Television(テレヴィジョン)徹底ガイド:Marquee Moonとツインギターが切り開いたCBGB発ニューヨーク・ロックの革新
Television — プロフィールと音楽的魅力の深掘りコラム
1970年代のニューヨーク、CBGBを発信点として登場したTelevisionは、パンク/ニューウェーブという括りの中にありながらも、楽曲構造やギターワーク、詩的な歌唱で当時の価値観を刷新したバンドです。本稿ではバンドの経歴、音楽的特徴、代表作、ライブ/制作面での魅力、後続への影響をできるだけ詳しく掘り下げます。
簡単なプロフィール
- 結成年:1973年(ニューヨーク)
- 中心人物:Tom Verlaine(ボーカル・ギター)、Richard Lloyd(ギター)、Billy Ficca(ドラム)
- ベース変遷:初期にRichard Hellが在籍(後にThe Voidoids結成)、最終的にはFred Smithが長く参加
- 代表作:Marquee Moon(1977)をはじめとする作品群
- 音楽的立ち位置:パンク/ニューウェーブの文脈にあるが、ジャズやアートロック的な即興性とギターの対位法で独自性を確立
歴史的経緯とシーンとの関係
TelevisionはCBGBの初期シーンで他のパンク・アクトと並んで活動を始めましたが、サウンド面では単純な短い破壊的楽曲よりも、長尺で複雑な構成やギターの綾なす即興的な展開を志向しました。Richard Hellの脱退とFred Smith加入、1977年のデビュー・アルバム『Marquee Moon』の登場、続く『Adventure』(1978)を経て一度解散します。その後メンバーはソロや他バンドでの活動を展開し、時折の再結成やツアーも行われました。
音楽的特徴 — なぜ彼らは特別か
- ツインギターの対位法
Tom VerlaineとRichard Lloydによるギターは、単なるリズム/リードの役割分担ではなく、互いにメロディを補完しあう対位法的アプローチが特徴です。和音ではなく「線」を重ねることで、ジャズの即興性のような開放感とロックの推進力が同居します。 - 余白を活かす簡潔なリズム隊
Billy FiccaのドラムとFred Smithのベースは、無駄をそぎ落としたリズムでギターの展開を支える役割に徹します。過度に刻むことがなく、ギターのフレーズが際立つような空間作りが巧みです。 - 詩的・抽象的な歌詞と声
Tom Verlaineの歌詞は風景や断片的イメージを並べる詩的手法を取り、決定的な物語を示さないことで反復や余韻を生み出します。ボーカル自体も語りかけるような、時に儚いトーンで楽曲の雰囲気を決定づけます。 - 曲の長尺化と展開のドラマ性
代表曲の長尺パート(「Marquee Moon」など)に見られるように、テーマの提示→展開→即興的ソロという構造を取ることで、ポップ/パンクの枠を超えたロック的ドラマを提示します。 - プロダクションの透明感
ギターを前面にクリアに配置するミックスや、空間(リバーブや残響)を活かした録音が多く、細かなフレーズまではっきり聴かせることで、その演奏性を余すところなく伝えます。
代表曲・名盤とその聴きどころ
- Marquee Moon(1977、アルバム)
バンドの代名詞的名盤。タイトル曲「Marquee Moon」は10分を超える大作で、テーマやリフの反復の中から長尺のギター・ソロ/対位が展開される様は圧巻。アルバム全体を通してツインギターの化学反応、Tomの詩的世界観、リズム隊の隙間の美学が詰まっています。 - Little Johnny Jewel(初期シングル/Ork)

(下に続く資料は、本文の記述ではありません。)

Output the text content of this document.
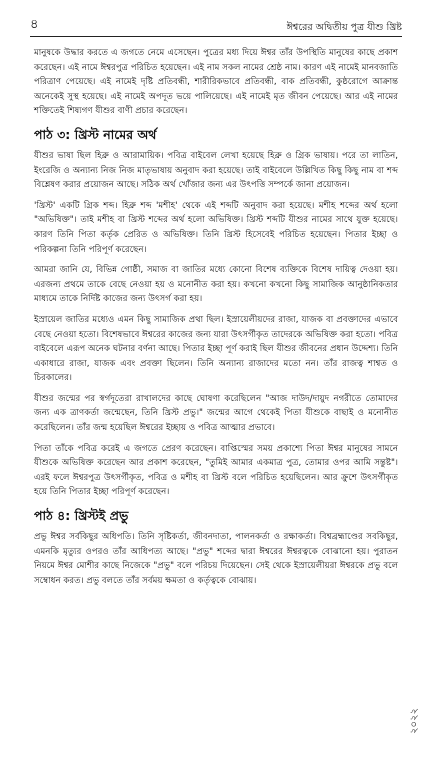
৪	ঈশ্বরের অদ্বিতীয় পুত্র যীশু খ্রিষ্ট

মানুষকে উদ্ধার করতে এ জগতে নেমে এসেছেন। পুত্রের মধ্য দিয়ে ঈশ্বর তাঁর উপস্থিতি মানুষের কাছে প্রকাশ করেছেন। এই নামে ঈশ্বরপুত্র পরিচিত হয়েছেন। এই নাম সকল নামের শ্রেষ্ঠ নাম। কারণ এই নামেই মানবজাতি পরিত্রাণ পেয়েছে। এই নামেই দৃষ্টি প্রতিবন্ধী, শারীরিকভাবে প্রতিবন্ধী, বাক প্রতিবন্ধী, কুষ্ঠরোগে আক্রান্ত অনেকেই সুস্থ হয়েছে। এই নামেই অপদূত ভয়ে পালিয়েছে। এই নামেই মৃত জীবন পেয়েছে। আর এই নামের শক্তিতেই শিষ্যগণ যীশুর বাণী প্রচার করেছেন।

পাঠ ৩: খ্রিস্ট নামের অর্থ

যীশুর ভাষা ছিল হিব্রু ও আরামায়িক। পবিত্র বাইবেল লেখা হয়েছে হিব্রু ও গ্রিক ভাষায়। পরে তা লাতিন, ইংরেজি ও অন্যান্য নিজ নিজ মাতৃভাষায় অনুবাদ করা হয়েছে। তাই বাইবেলে উল্লিখিত কিছু কিছু নাম বা শব্দ বিশ্লেষণ করার প্রয়োজন আছে। সঠিক অর্থ খোঁজার জন্য এর উৎপত্তি সম্পর্কে জানা প্রয়োজন।

'খ্রিস্ট' একটি গ্রিক শব্দ। হিব্রু শব্দ 'মশীহ' থেকে এই শব্দটি অনুবাদ করা হয়েছে। মশীহ শব্দের অর্থ হলো "অভিষিক্ত"। তাই মশীহ বা খ্রিস্ট শব্দের অর্থ হলো অভিষিক্ত। খ্রিস্ট শব্দটি যীশুর নামের সাথে যুক্ত হয়েছে। কারণ তিনি পিতা কর্তৃক প্রেরিত ও অভিষিক্ত। তিনি খ্রিস্ট হিসেবেই পরিচিত হয়েছেন। পিতার ইচ্ছা ও পরিকল্পনা তিনি পরিপূর্ণ করেছেন।

আমরা জানি যে, বিভিন্ন গোষ্ঠী, সমাজ বা জাতির মধ্যে কোনো বিশেষ ব্যক্তিকে বিশেষ দায়িত্ব দেওয়া হয়। এরজন্য প্রথমে তাকে বেছে নেওয়া হয় ও মনোনীত করা হয়। কখনো কখনো কিছু সামাজিক আনুষ্ঠানিকতার মাধ্যমে তাকে নির্দিষ্ট কাজের জন্য উৎসর্গ করা হয়।

ইস্রায়েল জাতির মধ্যেও এমন কিছু সামাজিক প্রথা ছিল। ইস্রায়েলীয়দের রাজা, যাজক বা প্রবক্তাদের এভাবে বেছে নেওয়া হতো। বিশেষভাবে ঈশ্বরের কাজের জন্য যারা উৎসর্গীকৃত তাদেরকে অভিষিক্ত করা হতো। পবিত্র বাইবেলে এরূপ অনেক ঘটনার বর্ণনা আছে। পিতার ইচ্ছা পূর্ণ করাই ছিল যীশুর জীবনের প্রধান উদ্দেশ্য। তিনি একাধারে রাজা, যাজক এবং প্রবক্তা ছিলেন। তিনি অন্যান্য রাজাদের মতো নন। তাঁর রাজত্ব শাশ্বত ও চিরকালের।

যীশুর জন্মের পর স্বর্গদূতেরা রাখালদের কাছে ঘোষণা করেছিলেন "আজ দাউদ/দায়ুদ নগরীতে তোমাদের জন্য এক ত্রাণকর্তা জন্মেছেন, তিনি খ্রিস্ট প্রভু।" জন্মের আগে থেকেই পিতা যীশুকে বাছাই ও মনোনীত করেছিলেন। তাঁর জন্ম হয়েছিল ঈশ্বরের ইচ্ছায় ও পবিত্র আত্মার প্রভাবে।

পিতা তাঁকে পবিত্র করেই এ জগতে প্রেরণ করেছেন। বাপ্তিস্মের সময় প্রকাশ্যে পিতা ঈশ্বর মানুষের সামনে যীশুকে অভিষিক্ত করেছেন আর প্রকাশ করেছেন, "তুমিই আমার একমাত্র পুত্র, তোমার ওপর আমি সন্তুষ্ট"। এরই ফলে ঈশ্বরপুত্র উৎসর্গীকৃত, পবিত্র ও মশীহ বা খ্রিস্ট বলে পরিচিত হয়েছিলেন। আর ক্রুশে উৎসর্গীকৃত হয়ে তিনি পিতার ইচ্ছা পরিপূর্ণ করেছেন।

পাঠ ৪: খ্রিস্টই প্রভু

প্রভু ঈশ্বর সর্বকিছুর অধিপতি। তিনি সৃষ্টিকর্তা, জীবনদাতা, পালনকর্তা ও রক্ষাকর্তা। বিশ্বব্রহ্মাণ্ডের সবকিছুর, এমনকি মৃত্যুর ওপরও তাঁর আধিপত্য আছে। "প্রভু" শব্দের দ্বারা ঈশ্বরের ঈশ্বরত্বকে বোঝানো হয়। পুরাতন নিয়মে ঈশ্বর মোশীর কাছে নিজেকে "প্রভু" বলে পরিচয় দিয়েছেন। সেই থেকে ইস্রায়েলীয়রা ঈশ্বরকে প্রভু বলে সম্বোধন করত। প্রভু বলতে তাঁর সর্বময় ক্ষমতা ও কর্তৃত্বকে বোঝায়।

২০২২
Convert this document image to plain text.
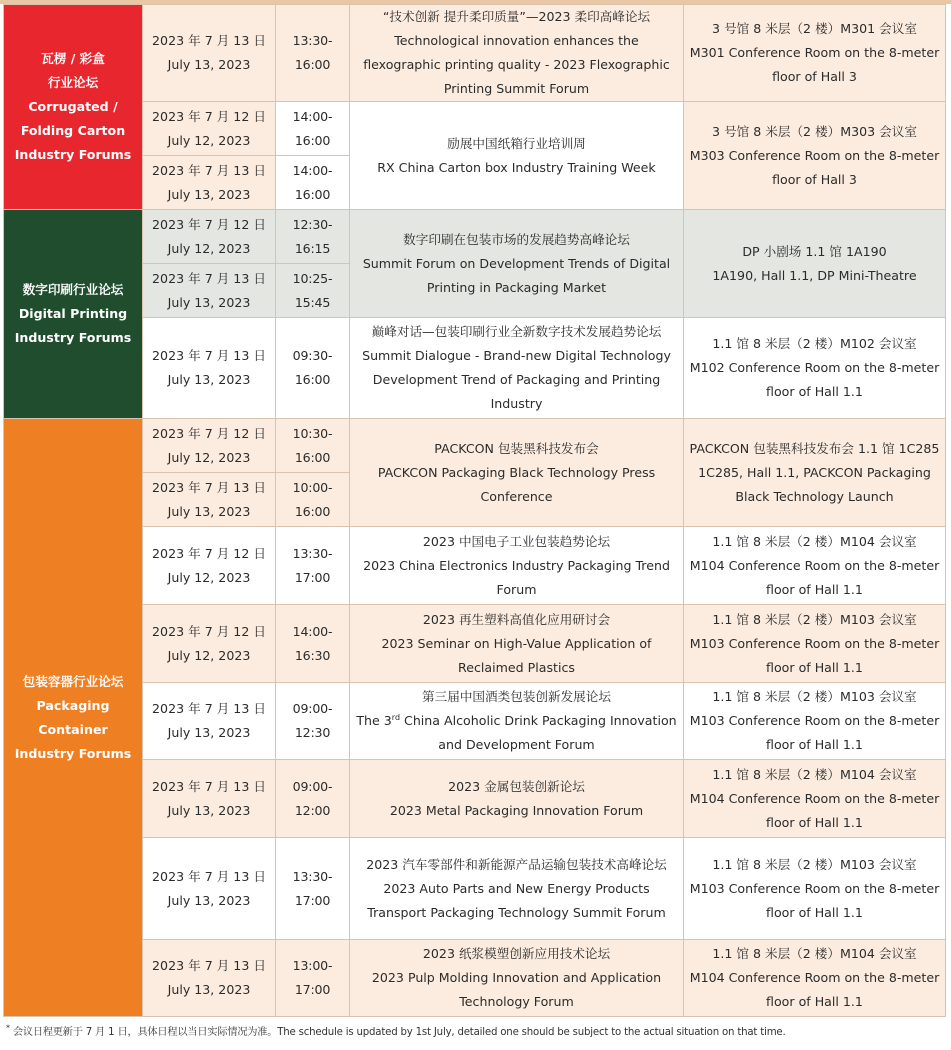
瓦楞 / 彩盒
行业论坛
Corrugated / Folding Carton Industry Forums	2023 年 7 月 13 日
July 13, 2023	13:30-16:00	“技术创新 提升柔印质量”—2023 柔印高峰论坛
Technological innovation enhances the flexographic printing quality - 2023 Flexographic Printing Summit Forum	3 号馆 8 米层（2 楼）M301 会议室
M301 Conference Room on the 8-meter floor of Hall 3

	2023 年 7 月 12 日
July 12, 2023	14:00-16:00	励展中国纸箱行业培训周
RX China Carton box Industry Training Week	3 号馆 8 米层（2 楼）M303 会议室
M303 Conference Room on the 8-meter floor of Hall 3

	2023 年 7 月 13 日
July 13, 2023	14:00-16:00		

数字印刷行业论坛
Digital Printing Industry Forums	2023 年 7 月 12 日
July 12, 2023	12:30-16:15	数字印刷在包装市场的发展趋势高峰论坛
Summit Forum on Development Trends of Digital Printing in Packaging Market	DP 小剧场 1.1 馆 1A190
1A190, Hall 1.1, DP Mini-Theatre

	2023 年 7 月 13 日
July 13, 2023	10:25-15:45		

	2023 年 7 月 13 日
July 13, 2023	09:30-16:00	巅峰对话—包装印刷行业全新数字技术发展趋势论坛
Summit Dialogue - Brand-new Digital Technology Development Trend of Packaging and Printing Industry	1.1 馆 8 米层（2 楼）M102 会议室
M102 Conference Room on the 8-meter floor of Hall 1.1

包装容器行业论坛
Packaging Container Industry Forums	2023 年 7 月 12 日
July 12, 2023	10:30-16:00	PACKCON 包装黑科技发布会
PACKCON Packaging Black Technology Press Conference	PACKCON 包装黑科技发布会 1.1 馆 1C285
1C285, Hall 1.1, PACKCON Packaging Black Technology Launch

	2023 年 7 月 13 日
July 13, 2023	10:00-16:00		

	2023 年 7 月 12 日
July 12, 2023	13:30-17:00	2023 中国电子工业包装趋势论坛
2023 China Electronics Industry Packaging Trend Forum	1.1 馆 8 米层（2 楼）M104 会议室
M104 Conference Room on the 8-meter floor of Hall 1.1

	2023 年 7 月 12 日
July 12, 2023	14:00-16:30	2023 再生塑料高值化应用研讨会
2023 Seminar on High-Value Application of Reclaimed Plastics	1.1 馆 8 米层（2 楼）M103 会议室
M103 Conference Room on the 8-meter floor of Hall 1.1

	2023 年 7 月 13 日
July 13, 2023	09:00-12:30	第三届中国酒类包装创新发展论坛
The 3rd China Alcoholic Drink Packaging Innovation and Development Forum	1.1 馆 8 米层（2 楼）M103 会议室
M103 Conference Room on the 8-meter floor of Hall 1.1

	2023 年 7 月 13 日
July 13, 2023	09:00-12:00	2023 金属包装创新论坛
2023 Metal Packaging Innovation Forum	1.1 馆 8 米层（2 楼）M104 会议室
M104 Conference Room on the 8-meter floor of Hall 1.1

	2023 年 7 月 13 日
July 13, 2023	13:30-17:00	2023 汽车零部件和新能源产品运输包装技术高峰论坛
2023 Auto Parts and New Energy Products Transport Packaging Technology Summit Forum	1.1 馆 8 米层（2 楼）M103 会议室
M103 Conference Room on the 8-meter floor of Hall 1.1

	2023 年 7 月 13 日
July 13, 2023	13:00-17:00	2023 纸浆模塑创新应用技术论坛
2023 Pulp Molding Innovation and Application Technology Forum	1.1 馆 8 米层（2 楼）M104 会议室
M104 Conference Room on the 8-meter floor of Hall 1.1
* 会议日程更新于 7 月 1 日，具体日程以当日实际情况为准。The schedule is updated by 1st July, detailed one should be subject to the actual situation on that time.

長尺でミニマルな即興性を早期から示したトラック。CBGB時代の影響力を伝える重要な記録です。 - Adventure(1978、アルバム)
より歌ものに接近した面も見せつつ、洗練されたアンサンブルと演奏力の高さを提示。前作からの流れを受け継ぎつつ成熟を感じさせる一枚です。 - その他注目曲
「See No Evil」「Guiding Light」「Foxhole」など、短めの曲でも歌とギターの緊張感が際立ちます。
ライブでの魅力
CBGBに代表される初期のクラブ公演から大規模なツアーまで、Televisionはスタジオ音源とはまた違った即興的展開をライブで聞かせることで知られました。ツインギター同士の掛け合いは毎回微妙に変化し、同じ曲でも別の顔を見せる。観客との距離を活かした演奏表現、フロントマンの存在感よりも「バンドで作る瞬間」を重視する姿勢が、ライブの魅力を高めています。
なぜ今でも重要なのか — 影響と遺産
- ポストパンク/インディーギター・ミュージックへの影響
直線的・三和音中心のパンクとは対照的なギターワークは、後のポストパンク/インディーバンドに大きな影響を与えました。ギターのテクスチャとメロディ重視のアプローチは、80年代以降の多くのギターバンドに継承されています。 - ギタリストに与えた示唆
音色の選び方、フレーズの組み立て方、空間の使い方など、演奏の美学そのものが多くのギタリストに影響を与えました。即興を恐れず、メロディとリズムの境界を行き来する姿勢は今も新鮮です。 - 「アート・ロック」としての評価
商業的なヒットだけを目指さない、実験的で詩的な表現をロックの形式で追求した点が評価され、批評的名盤としてしばしば取り上げられます。
サウンドの聴き方・楽しみ方のヒント
- ツインギターのどちらがメロディを弾いているのかという「役割の交代」に注目して聴くと、対話的構造が見えてきます。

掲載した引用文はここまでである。